More than 40 years have passed since the last Australian woman, Chris O’Neil, won the national
Open at Kooyong in 1978, a statistic that was thrown in Barty’s face today as well. She brushed it aside, a skill she has refined. “Like you said, it’s a long way away,’’ she said, gently chiding the reporter for his impertinence.
Barty made the quarter-finals here last year, but so much has changed since then. A grand slam
victory in Paris, for instance, and the climb to No. 1, a feat not achieved by an Australian since
Lleyton Hewitt and one she finds astonishing “every morning” when she wakes up.
Her predecessor as the preeminent Australian female player, Samantha Stosur, infamously found
playing at home insufferably suffocating. Barty herself takes the attitude that she will take it, and
“You can (feel pressure), but I think it’s also important to enjoy it,” she said. “It’s important to embrace it. Enjoy everything that comes along with it. You don’t get to play an Australian Open
every single week; you don’t get to play a Grand Slam every single week. And I won’t be out here
forever playing these Grand Slams every few months of the year, so I’m looking forward to getting out here. For me it’s easy to normalise it.

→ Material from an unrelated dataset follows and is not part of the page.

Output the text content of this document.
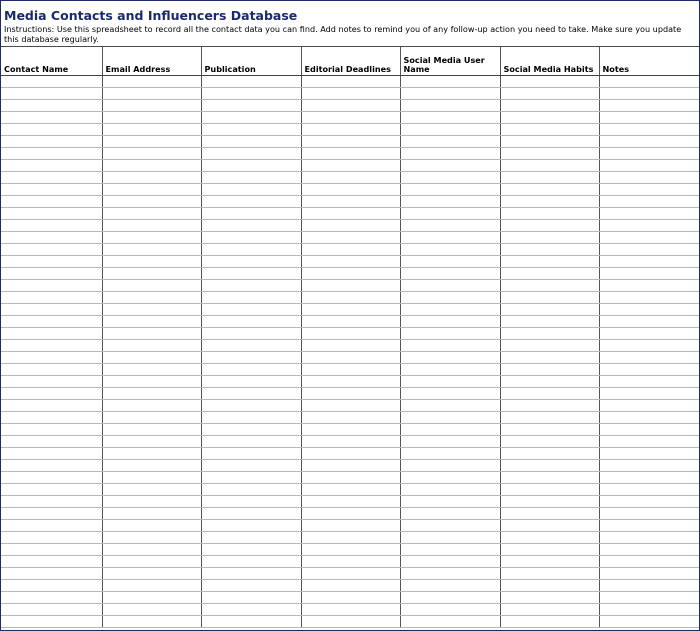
Media Contacts and Influencers Database

Instructions: Use this spreadsheet to record all the contact data you can find. Add notes to remind you of any follow-up action you need to take. Make sure you update this database regularly.

Contact Name	Email Address	Publication	Editorial Deadlines	Social Media User Name	Social Media Habits	Notes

It’s pretty simple in that I’ve got – in my biased opinion – the best team on the tour and they look after me very well.”
The crowds can only help her, she says. “It’s a feeling when you walk out on the court, it’s almost electric that the crowd’s involved, and I’ve got so much love and support from the crowd, it’s amazing. When they get really invested in a match, it’s really special.’’
Pressure? What pressure? The late, great cricket all-rounder and world war II fighter pilot Keith
Miller’s classic line comes to mind: “Pressure’s a Messerschmitt up your arse”.
Barty just wants to bring it on. She began her media conference with “how yer goin’?” to the first reporter to venture a question. The first word she used to describe her feelings was “excitement”, appropriately enough.
“There’s no extra pressure,’’ she said. “I don’t read the papers, I don’t look into any more than I
need to. I’m here with my team trying to do the best that we can and it’s amazing to have so much support and so much love for the Australian public and I’ve really felt that in an exceptional way in
the last 12 months. It’s been incredible.”